U.S. spy chief urges patience

Negroponte denies accusations of bureaucratic bloat and slow reform


WASHINGTON -- The nation's spy chief, John D. Negroponte, defended himself yesterday against critics who say that his first year has produced too much bureaucracy and not enough reform in the Cold War-era U.S. intelligence operation that he inherited.

In a rare public appearance, Negroponte sought to reassure congressional critics that he is trying to meet demands for change and noted that he inherited "about 100 reform tasks" for his to-do list as director of national intelligence.

Urging patience, Negroponte said that he is working to improve intelligence analysis and to guard against the problems that plagued U.S. intelligence operations before the Sept. 11, 2001, attacks and what he called the "fiasco" leading up to the war in Iraq.

Delivering what amounted to a point-by-point rebuttal during a National Press Club appearance, Negroponte contended that his office is "not an exercise in bureaucratic bloat." He said he had more people working for him in his last three jobs as a U.S. ambassador, the most recent of which was in Iraq. His current staff will level off around 1,500 people, he said, adding that the total number of U.S. intelligence agency employees is nearly 100,000.

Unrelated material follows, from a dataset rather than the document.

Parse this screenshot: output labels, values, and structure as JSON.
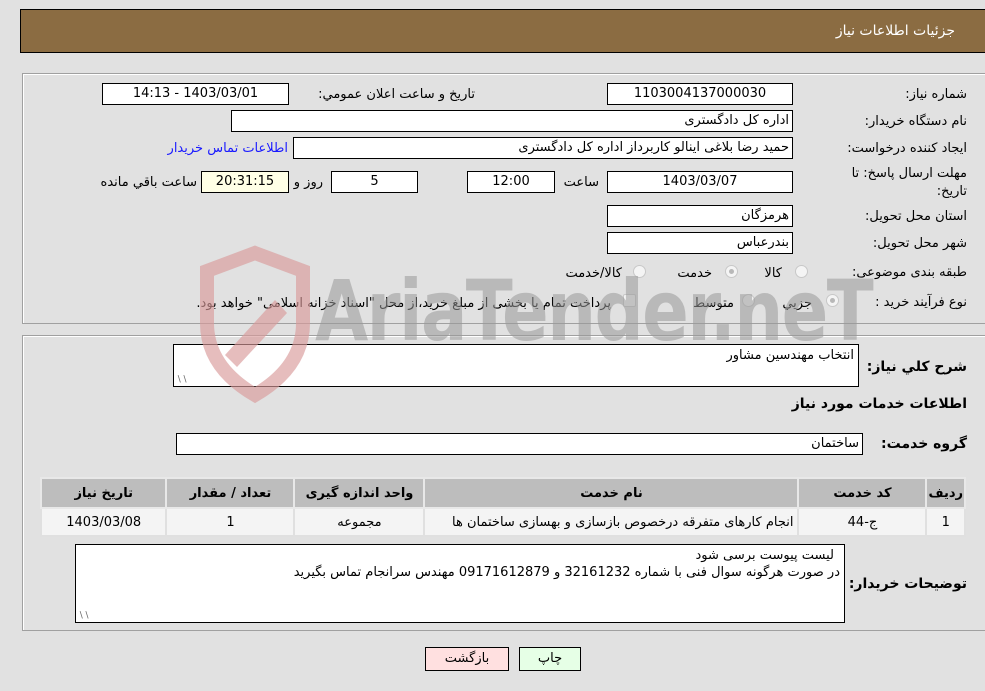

The size of Negroponte's staff and whether it amounts to little more than a new layer of bureaucracy atop the nation's existing intelligence agencies are among the criticisms that have been leveled at his office, which was created on orders from Congress as a response to the pre-9/11 intelligence failures.

Reps. Peter Hoekstra of Michigan and Jane Harman of California, the top Republican and top Democrat, respectively, on the House intelligence panel, said this month that they were so concerned about Negroponte's growing staff that they wanted to hold back some of his budget until he could convince them that he needed that many people.

Mark Lowenthal, a former management chief for the director of central intelligence - a precursor to Negroponte's office - said that even with his staff of 300, he thought there were too many "make-work projects." He added, though, that he understands the difficult job ahead of Negroponte.

As proof of progress, Negroponte pointed to four offices he has created or built up over the past year or so: the National Counterterrorism Center, the National Counterproliferation Center, the National Clandestine Service at the CIA; and the National Security Bureau at the FBI.

Some intelligence veterans are concerned, however, that reform is being defined by reorganization rather than results.

Americans have "been sold this concept that if you just get the tight organization, you'll be safe," Lowenthal said. "It is completely illusory."

Members of Congress, along with intelligence professionals, have expressed concerns - which have intensified in recent weeks - that Negroponte is creating more bureaucratic barriers than he is breaking down, and that he has been outmaneuvered by Defense Secretary Donald H. Rumsfeld in budget and policy deliberations.

Negroponte tried to counter that by arguing that he, not Rumsfeld, has "the final say" in making budget recommendations to President Bush, who appointed him to the job last April.

Harman said in an interview last week that in the debate over which programs would fall within the national intelligence budget -as opposed to the separate military intelligence budget that the Pentagon controls - Negroponte had lost out to Rumsfeld.

Burton Gerber, who spent nearly four decades at the CIA, said in a recent interview that Negroponte needs to do more to show that he has the president's ear, adding: "No one has the impression" that Negroponte could beat Rumsfeld.

As evidence of progress, Negroponte said he had broken an impasse over whether to continue an expensive satellite program. He decided to hand control to a new contractor, though debate continues inside the government over what course the revamped program should take.

Negroponte said he had improved the nation's intelligence analysis over the past year, adding, "We can't afford to repeat the mistakes that led to the WMD fiasco" in Iraq.

There is increased emphasis on double-checking analysis and scrutinizing the validity of intelligence sources, Negroponte said.

He said that there has also been progress in the area of information-sharing, often identified as the chief U.S. intelligence failure before the attacks of Sept. 11.

He said the National Counterterrorism Center, which analyzes the global terrorism threat, based on analysis by several agencies, merges 28 terrorism information programs. He also made reference to the government's primary data-merging effort, or information sharing environment, but did not offer a progress report.

In the coming year, Negroponte said, he hopes to make much more progress on data-sharing within the federal government. The spy chief said he wants intelligence officers to serve in multiple intelligence agencies during their careers.

"There will always be controversies associated with intelligence, because it is an activity that by definition explores uncertainties and risks behind the veil of secrecy," Negroponte said. "But we are working hard to minimize those uncertainties and risks for our leaders and for the American people."